The cocaine bust late Friday night was the second largest in U.S. history. No arrests were made.
'It hasn't been weighed, but we're estimating the weight at about 2,500 pounds,' said Lou Bondi, deputy district director of the U.S. Customs Service. 'It's locked up over the weekend until everybody gets cracking Monday morning.'
Bondi said the cocaine, discovered by a sniffer dog named Prince during a routine check of the warehouse, was high in purity and would have been diluted several times before it was retailed on the street.
'It'll probably be worth somewhere between a billion and 2 billion dollars by the time it is cut 10 or 12 times,' he said.
'It was kind of a bold attempt to smuggle that much cocaine with basically no attempt to conceal it,' Bondi said at a news conference Saturday afternoon.
He said the drug was wrapped in individual packages weighing a kilogram each that customs officials dub 'footballs.' The cocaine was removed from the warehouse and taken to an undisclosed destination.
The largest seizure of illegal cocaine in the United States was 3,906 pounds discovered by customs agents in Miami who seized an air cargo shipment from Colombia March 9, 1982. The next largest cocaine seizure before Friday's discovery was 1,197 pounds at New Iberia, La., two months later.
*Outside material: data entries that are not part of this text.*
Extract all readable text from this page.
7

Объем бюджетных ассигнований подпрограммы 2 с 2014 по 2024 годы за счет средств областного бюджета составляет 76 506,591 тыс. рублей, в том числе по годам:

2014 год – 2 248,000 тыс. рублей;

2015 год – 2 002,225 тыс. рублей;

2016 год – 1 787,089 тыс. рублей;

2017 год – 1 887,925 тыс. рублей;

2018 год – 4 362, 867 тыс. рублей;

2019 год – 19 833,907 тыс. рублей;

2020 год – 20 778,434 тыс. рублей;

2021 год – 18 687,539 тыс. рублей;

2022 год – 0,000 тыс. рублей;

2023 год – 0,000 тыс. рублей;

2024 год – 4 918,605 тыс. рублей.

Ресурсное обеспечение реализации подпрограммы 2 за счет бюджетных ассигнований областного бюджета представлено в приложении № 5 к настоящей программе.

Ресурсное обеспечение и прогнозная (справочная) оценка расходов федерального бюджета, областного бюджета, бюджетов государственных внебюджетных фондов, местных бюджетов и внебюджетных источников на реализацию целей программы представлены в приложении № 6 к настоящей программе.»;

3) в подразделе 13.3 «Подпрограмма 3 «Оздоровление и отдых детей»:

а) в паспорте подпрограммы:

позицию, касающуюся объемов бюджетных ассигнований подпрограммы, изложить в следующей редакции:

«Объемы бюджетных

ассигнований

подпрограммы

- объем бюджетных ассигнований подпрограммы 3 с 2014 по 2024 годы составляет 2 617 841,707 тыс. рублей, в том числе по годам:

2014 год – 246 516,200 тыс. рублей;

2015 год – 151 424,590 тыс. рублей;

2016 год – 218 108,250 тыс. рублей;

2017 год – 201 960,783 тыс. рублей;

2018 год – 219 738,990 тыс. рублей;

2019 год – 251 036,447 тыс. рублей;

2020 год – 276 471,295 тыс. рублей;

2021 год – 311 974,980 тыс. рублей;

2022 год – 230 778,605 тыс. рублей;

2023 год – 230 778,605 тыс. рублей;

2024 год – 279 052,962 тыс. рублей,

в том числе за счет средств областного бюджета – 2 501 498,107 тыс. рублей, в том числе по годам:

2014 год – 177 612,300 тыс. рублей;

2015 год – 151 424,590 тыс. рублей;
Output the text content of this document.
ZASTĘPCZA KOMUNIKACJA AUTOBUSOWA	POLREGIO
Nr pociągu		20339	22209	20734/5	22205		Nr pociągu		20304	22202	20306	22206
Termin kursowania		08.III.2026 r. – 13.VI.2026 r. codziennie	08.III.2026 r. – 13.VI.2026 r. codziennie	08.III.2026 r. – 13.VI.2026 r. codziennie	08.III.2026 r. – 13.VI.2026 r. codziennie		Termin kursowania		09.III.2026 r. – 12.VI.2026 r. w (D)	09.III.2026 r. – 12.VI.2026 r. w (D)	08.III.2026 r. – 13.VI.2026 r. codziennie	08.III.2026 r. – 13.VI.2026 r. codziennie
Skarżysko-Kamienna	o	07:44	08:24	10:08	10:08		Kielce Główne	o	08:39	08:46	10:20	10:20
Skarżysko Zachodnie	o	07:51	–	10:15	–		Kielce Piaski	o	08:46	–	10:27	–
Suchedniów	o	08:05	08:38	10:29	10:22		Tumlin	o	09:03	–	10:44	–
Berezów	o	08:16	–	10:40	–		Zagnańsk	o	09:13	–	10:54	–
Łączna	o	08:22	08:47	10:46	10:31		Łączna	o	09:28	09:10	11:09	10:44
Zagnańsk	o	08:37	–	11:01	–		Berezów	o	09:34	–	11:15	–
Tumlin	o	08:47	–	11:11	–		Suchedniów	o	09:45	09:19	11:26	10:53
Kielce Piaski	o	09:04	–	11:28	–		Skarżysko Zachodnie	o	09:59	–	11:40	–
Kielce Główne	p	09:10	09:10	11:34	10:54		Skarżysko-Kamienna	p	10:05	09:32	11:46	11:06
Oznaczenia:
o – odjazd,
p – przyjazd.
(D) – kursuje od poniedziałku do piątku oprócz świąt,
Prince, a short-haired pointer, sniffed the shipment of refrigerators during a routine search Friday, jumped up on a cardboard shipping crate and began scratching. Agents found the cocaine in a freezer inside and in six others like it.'
Vann Capps, branch chief of the Custom Service's contraband enforcement team, said the freezers arrived on an Inair DC-8 cargo jet from Panama earlier Friday. The plane was seized shortly after the cocaine was found.
Customs agents said warehouse employees and flight crew members were interviewed Saturday morning but no arrests were made.
Zulma Batista, general manager of Inair, went to the warehouse to discuss the seizure. She said Inair was owned by interests in Venezuela and Panama.
Ms. Batista said the freezers had not been listed on the plane's flight manifest so she did not know how they got on the flight.
Bondi said agents had made some small seizures from Inair in the past but nothing approaching Friday's magnitude.
Bondi said efforts to stem the flow of cocaine into the country have been stepped up in recent months. Agents say cocaine busts at Miami International Airport are averaging 15 to 25 a month, twice the average three years ago.